Pronto! Agora podíamos lutar com a ideia de “pertencimento”. Podíamos lutar sem “recuar”, “sem cair”, “sem temer” quantas vezes for necessário. Nas 24 edições do Varadouro, recebemos lições de estímulo para não descuidar do nosso Acre, da nossa Amazônia, ainda que tenhamos de errar na palavra usada, no desenho feito, na foto escolhida, no tema não previsto. Eu encontrei uma dessas lições numa charge do Henfil, extraordinário colaborador do Pasquim que enviou carta dos cafundós do sertão baiano, onde se refugiava dos militares, reconhecendo que nós estávamos fazendo um jornalismo impossível e não devíamos abrir mão disso.
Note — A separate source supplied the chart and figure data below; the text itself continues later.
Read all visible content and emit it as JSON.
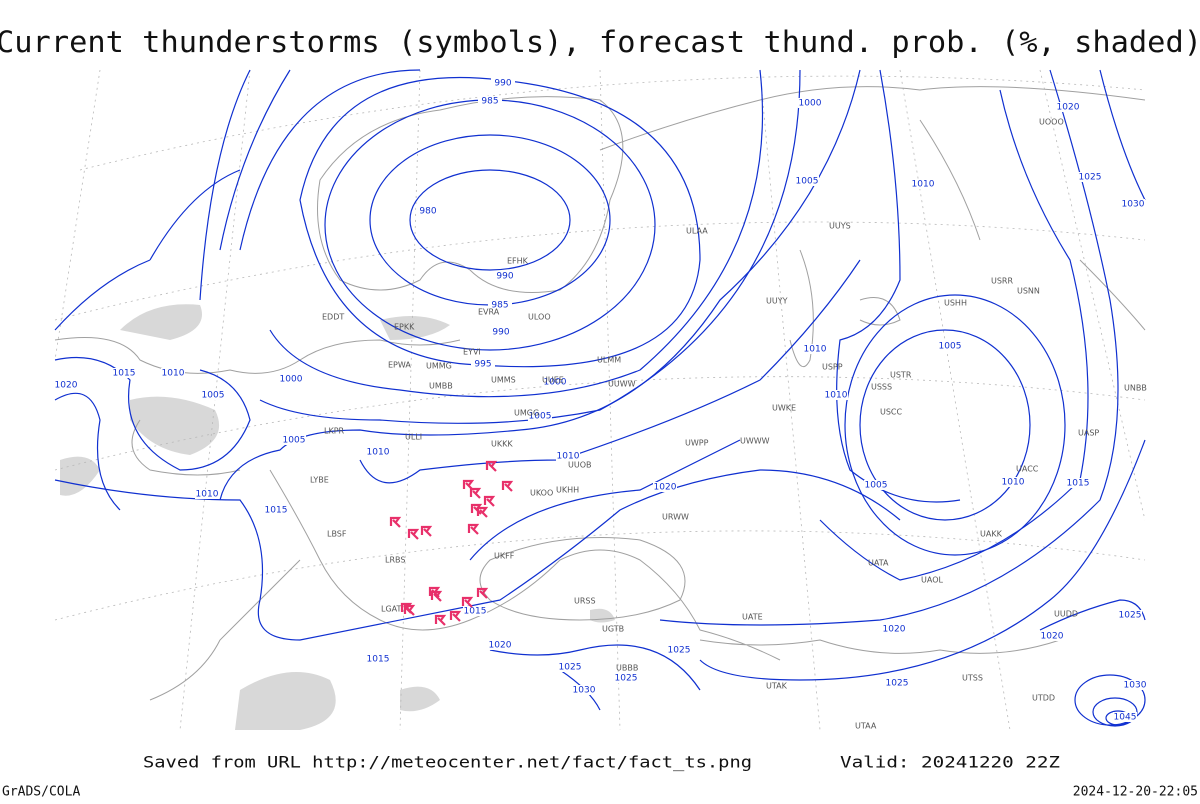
{
  "header": {
    "title": "Current thunderstorms (symbols), forecast thund. prob. (%, shaded)"
  },
  "isobar_labels": [
    "990",
    "985",
    "980",
    "990",
    "985",
    "990",
    "995",
    "1000",
    "1005",
    "1010",
    "1015",
    "1020",
    "1000",
    "1005",
    "1010",
    "1020",
    "1025",
    "1030",
    "1010",
    "1010",
    "1005",
    "1005",
    "1010",
    "1015",
    "1020",
    "1025",
    "1000",
    "1005",
    "1010",
    "1015",
    "1020",
    "1015",
    "1010",
    "1005",
    "1010",
    "1020",
    "1025",
    "1025",
    "1025",
    "1030",
    "1015",
    "1020",
    "1025",
    "1030",
    "1045"
  ],
  "station_labels": [
    "ULOO",
    "EFHK",
    "EVRA",
    "EYVI",
    "EPWA",
    "UMMG",
    "UMBB",
    "UMMS",
    "UMGG",
    "UKKK",
    "UUOB",
    "UUEE",
    "UUWW",
    "UWPP",
    "UWKE",
    "UWWW",
    "UUYY",
    "ULLI",
    "ULMM",
    "UUYS",
    "USSS",
    "USTR",
    "USCC",
    "UACC",
    "UATA",
    "UATE",
    "URSS",
    "URWW",
    "UKHH",
    "UKOO",
    "LYBE",
    "LBSF",
    "LRBS",
    "UKFF",
    "UGTB",
    "UBBB",
    "ULAA",
    "UUDD",
    "EDDT",
    "EPKK",
    "LKPR",
    "USPP",
    "USRR",
    "USHH",
    "UNBB",
    "UASP",
    "UAKK",
    "UAOL",
    "UTSS",
    "UTDD",
    "LGAT",
    "UTAA",
    "UTAK",
    "USNN",
    "UOOO"
  ],
  "footer": {
    "saved": "Saved from URL http://meteocenter.net/fact/fact_ts.png",
    "valid": "Valid: 20241220 22Z",
    "software": "GrADS/COLA",
    "timestamp": "2024-12-20-22:05"
  }
}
Élson Martins, jornalista e escritor acreano, nascido no Seringal Nova Olinda, em Sena Madureira, foi o criador do Varadouro na década de 1970. Também foi correspondente de O Estado de São Paulo para a Amazônia. Teve passagem pelas imprensas do Acre, do Amapá e do Pará. Agora, volta a escrever nas páginas digitais do novo-velho Varadouro.